Human listeners have the ability to determine the location of a sound source in three dimensions. This ability is largely due to robust cues based on the spatial separation of the two ears which causes a sound originating off to one side of the head to arrive at the near ear sooner and with greater amplitude then at the far ear. Thus creating an inter-aural time difference (ITD) and an inter-aural level difference (ILD). While the ITD and ILD dominate sound localization in most regards, these two cues alone fail to distinguish sound source positions which lie on contours of constant relative distance from the two ears; for instance a source directly in front of the listener and one directly above. In reality, these equal distance contours occur at every location in space and are referred to as cones of confusion. Sound source localization within one of these cones of confusion is accomplished using less robust spectral cues caused by the acoustic filtering properties of the listeners head, shoulders, and outer ear.

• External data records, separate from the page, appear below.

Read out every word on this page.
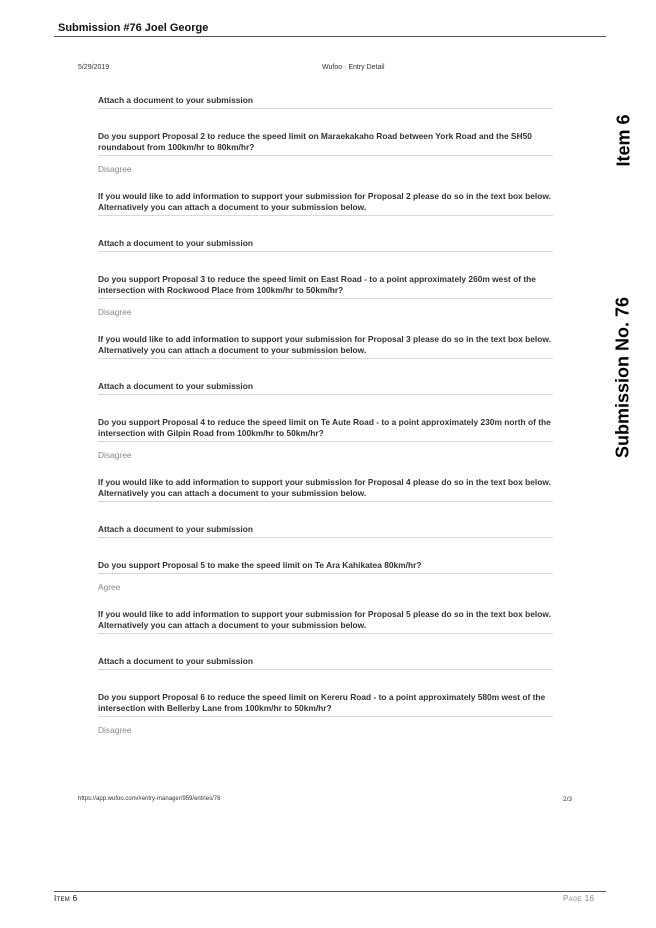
Submission #76 Joel George
5/29/2019	Wufoo · Entry Detail
Item 6
Submission No. 76
Attach a document to your submission
Do you support Proposal 2 to reduce the speed limit on Maraekakaho Road between York Road and the SH50 roundabout from 100km/hr to 80km/hr?
Disagree
If you would like to add information to support your submission for Proposal 2 please do so in the text box below. Alternatively you can attach a document to your submission below.
Attach a document to your submission
Do you support Proposal 3 to reduce the speed limit on East Road - to a point approximately 260m west of the intersection with Rockwood Place from 100km/hr to 50km/hr?
Disagree
If you would like to add information to support your submission for Proposal 3 please do so in the text box below. Alternatively you can attach a document to your submission below.
Attach a document to your submission
Do you support Proposal 4 to reduce the speed limit on Te Aute Road - to a point approximately 230m north of the intersection with Gilpin Road from 100km/hr to 50km/hr?
Disagree
If you would like to add information to support your submission for Proposal 4 please do so in the text box below. Alternatively you can attach a document to your submission below.
Attach a document to your submission
Do you support Proposal 5 to make the speed limit on Te Ara Kahikatea 80km/hr?
Agree
If you would like to add information to support your submission for Proposal 5 please do so in the text box below. Alternatively you can attach a document to your submission below.
Attach a document to your submission
Do you support Proposal 6 to reduce the speed limit on Kereru Road - to a point approximately 580m west of the intersection with Bellerby Lane from 100km/hr to 50km/hr?
Disagree
https://app.wufoo.com/#entry-manager/959/entries/76	2/3
Item 6	Page 16
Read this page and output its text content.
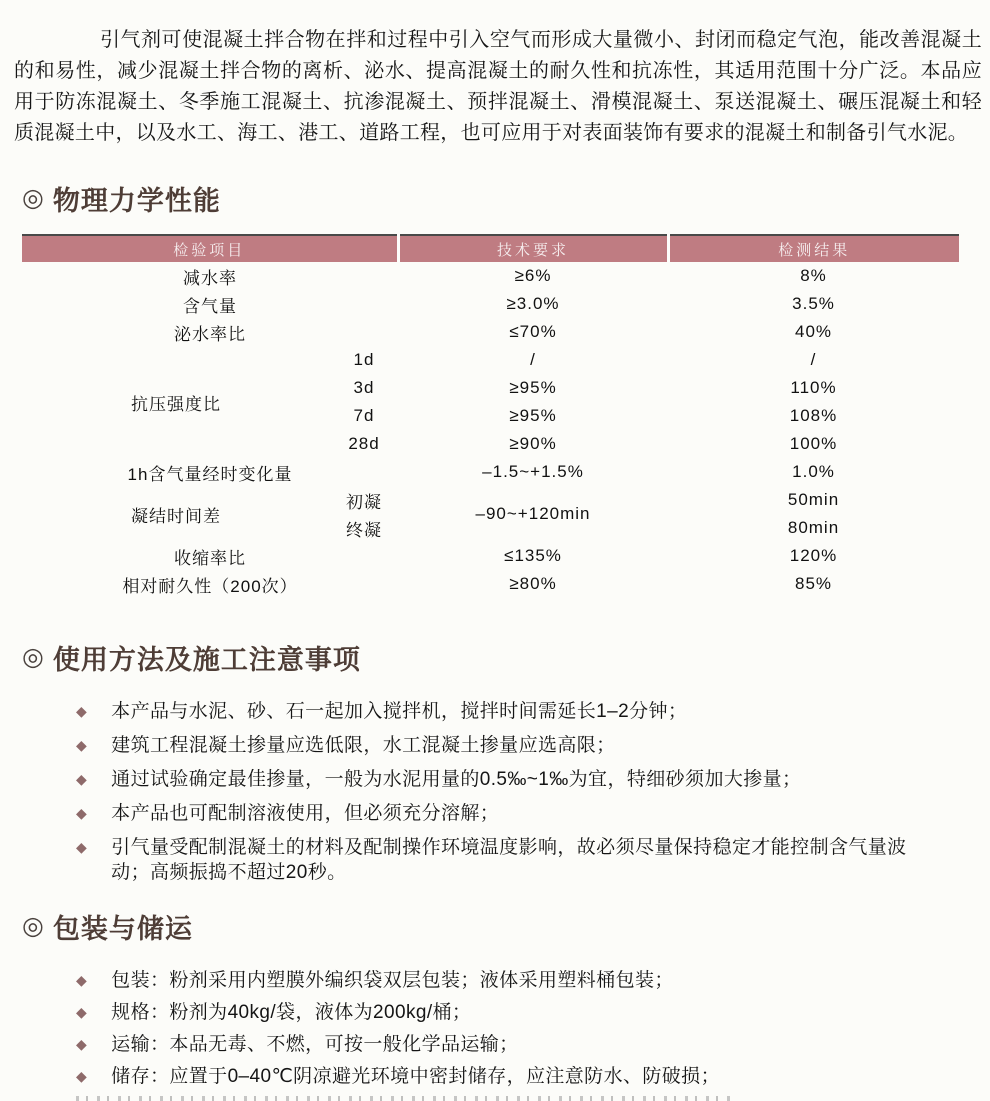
引气剂可使混凝土拌合物在拌和过程中引入空气而形成大量微小、封闭而稳定气泡，能改善混凝土的和易性，减少混凝土拌合物的离析、泌水、提高混凝土的耐久性和抗冻性，其适用范围十分广泛。本品应用于防冻混凝土、冬季施工混凝土、抗渗混凝土、预拌混凝土、滑模混凝土、泵送混凝土、碾压混凝土和轻质混凝土中，以及水工、海工、港工、道路工程，也可应用于对表面装饰有要求的混凝土和制备引气水泥。

◎ 物理力学性能
检验项目		技术要求	检测结果
减水率		≥6%	8%
含气量		≥3.0%	3.5%
泌水率比		≤70%	40%
抗压强度比	1d	/	/
	3d	≥95%	110%
	7d	≥95%	108%
	28d	≥90%	100%
1h含气量经时变化量		–1.5~+1.5%	1.0%
凝结时间差	初凝	–90~+120min	50min
	终凝		80min
收缩率比		≤135%	120%
相对耐久性（200次）		≥80%	85%
◎ 使用方法及施工注意事项
◆ 本产品与水泥、砂、石一起加入搅拌机，搅拌时间需延长1–2分钟；
◆ 建筑工程混凝土掺量应选低限，水工混凝土掺量应选高限；
◆ 通过试验确定最佳掺量，一般为水泥用量的0.5‰~1‰为宜，特细砂须加大掺量；
◆ 本产品也可配制溶液使用，但必须充分溶解；
◆ 引气量受配制混凝土的材料及配制操作环境温度影响，故必须尽量保持稳定才能控制含气量波动；高频振捣不超过20秒。
◎ 包装与储运
◆ 包装：粉剂采用内塑膜外编织袋双层包装；液体采用塑料桶包装；
◆ 规格：粉剂为40kg/袋，液体为200kg/桶；
◆ 运输：本品无毒、不燃，可按一般化学品运输；
◆ 储存：应置于0–40℃阴凉避光环境中密封储存，应注意防水、防破损；
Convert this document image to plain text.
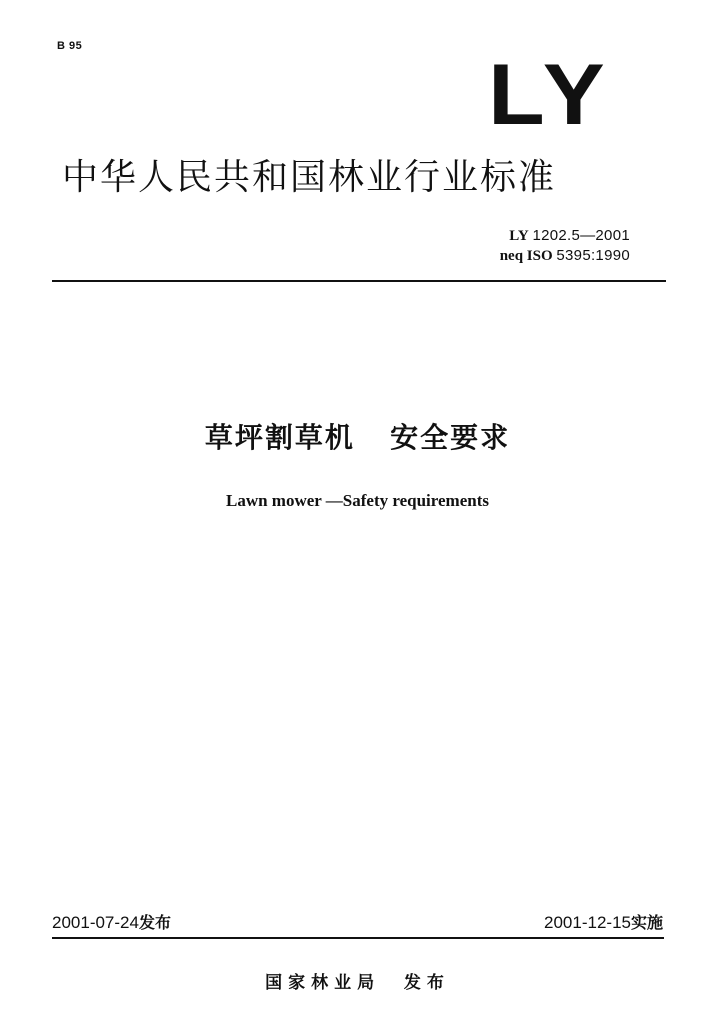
B 95
LY
中华人民共和国林业行业标准
LY 1202.5—2001
neq ISO 5395:1990
草坪割草机   安全要求
Lawn mower —Safety requirements
2001-07-24发布	2001-12-15实施
国家林业局  发布
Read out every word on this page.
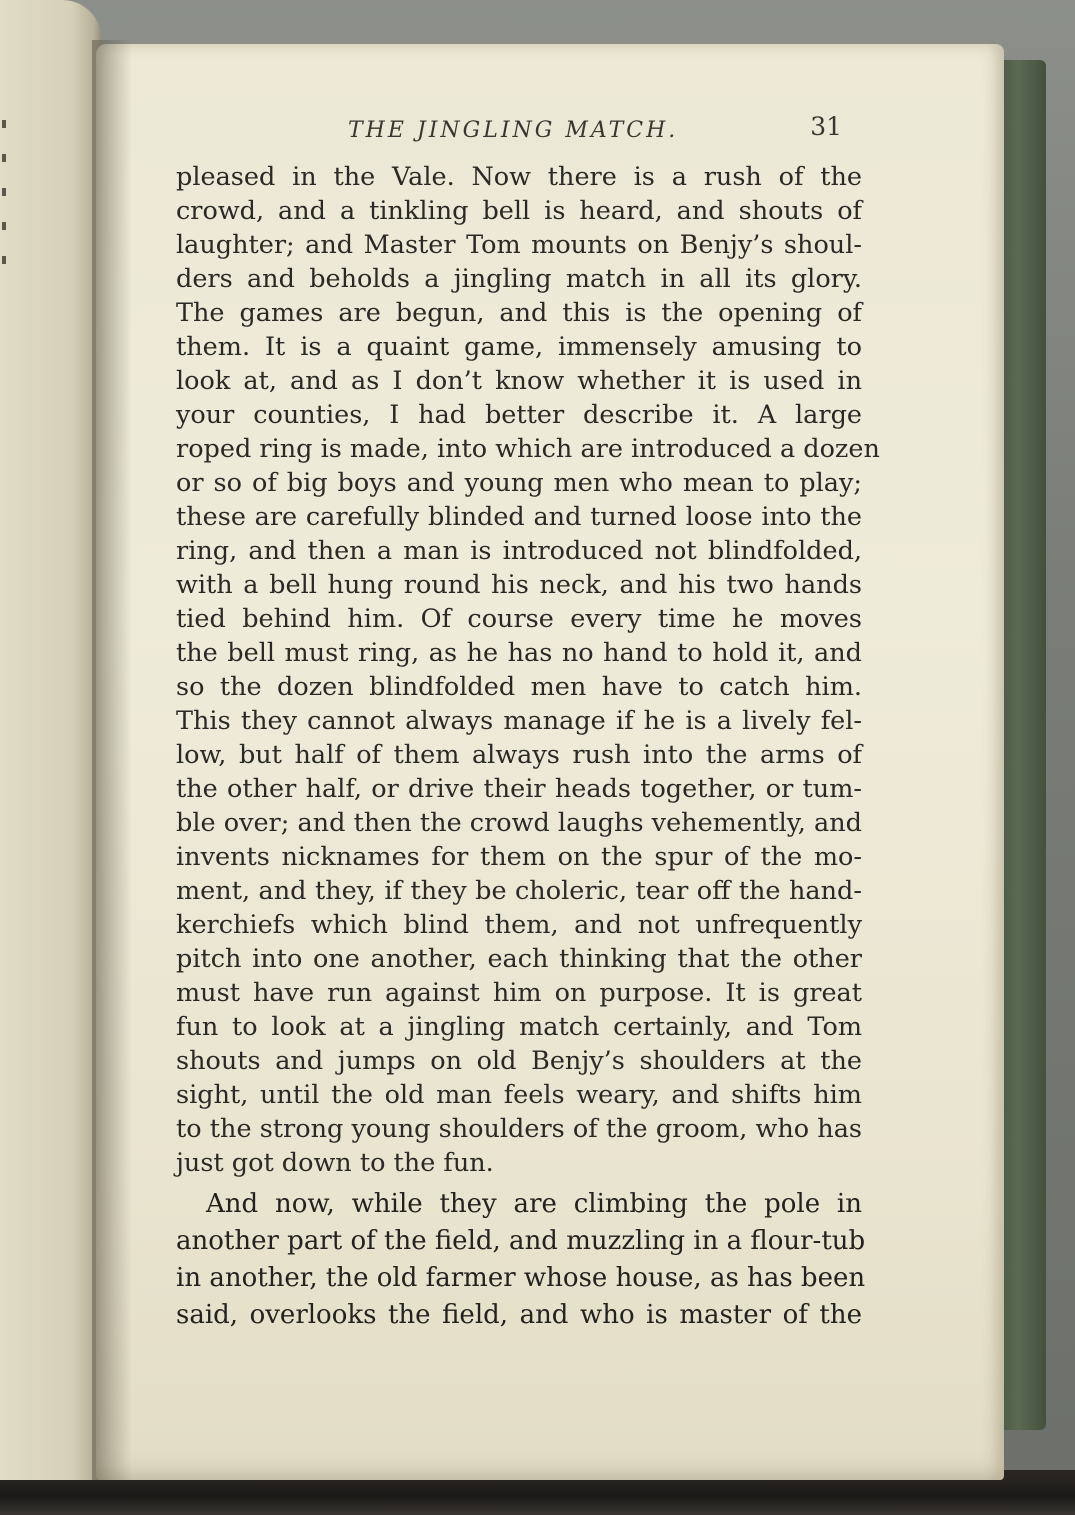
THE JINGLING MATCH.	31
pleased in the Vale. Now there is a rush of the
crowd, and a tinkling bell is heard, and shouts of
laughter; and Master Tom mounts on Benjy’s shoul-
ders and beholds a jingling match in all its glory.
The games are begun, and this is the opening of
them. It is a quaint game, immensely amusing to
look at, and as I don’t know whether it is used in
your counties, I had better describe it. A large
roped ring is made, into which are introduced a dozen
or so of big boys and young men who mean to play;
these are carefully blinded and turned loose into the
ring, and then a man is introduced not blindfolded,
with a bell hung round his neck, and his two hands
tied behind him. Of course every time he moves
the bell must ring, as he has no hand to hold it, and
so the dozen blindfolded men have to catch him.
This they cannot always manage if he is a lively fel-
low, but half of them always rush into the arms of
the other half, or drive their heads together, or tum-
ble over; and then the crowd laughs vehemently, and
invents nicknames for them on the spur of the mo-
ment, and they, if they be choleric, tear off the hand-
kerchiefs which blind them, and not unfrequently
pitch into one another, each thinking that the other
must have run against him on purpose. It is great
fun to look at a jingling match certainly, and Tom
shouts and jumps on old Benjy’s shoulders at the
sight, until the old man feels weary, and shifts him
to the strong young shoulders of the groom, who has
just got down to the fun.
And now, while they are climbing the pole in
another part of the field, and muzzling in a flour-tub
in another, the old farmer whose house, as has been
said, overlooks the field, and who is master of the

The concepts needed to accurately recreate this complete set of cues have been known for some time, and involve the characterization of the acoustic filtering effects of the listeners’ anatomy. This characterization is accomplished by playing a known source from many locations in space and making recordings at the entrance of the listeners’ two ear canals. For a given location in space the complex ratio of the Fourier transform of the recorded signal to that of the original signal is called the Head Related Transfer Function (HRTF), and can be used to recreate the entire set of cues needed for sound source localization. To adequately generate a 3-D representation anywhere in space however, HRTFs for more than 250 locations in space must be collected, and are generally only applicable for the person they were measured on. These two limitationsmake attaining high fidelity spatial audio difficult.

Several authors have shown that once an HRTF set is collected, individual filters can be represented well by weighted sums of a limited set of spectral basis vectors, and similarly that a single frequency value can be represented anywhere in space with a weighted sum of spatial basis vectors. These results prove that more compact and efficient representations of entire HRTF databases are feasible, but currently these studies provide no advantage over traditional techniques for acquiring the HRTF representation due to the fact that they are derived from HRTF sets acquired using traditional methods. The goal of the current project is to use the knowledge gained concerning the sparsity of HRTF sets along with signal processing and machine learning techniques to investigate methods for generating adequate representations of an entire set of HRTFs from a limited set of easily attainable measurements (i.e. HRTFs from a limited set of locations, or other related measurements such as headphone correction filter measurements).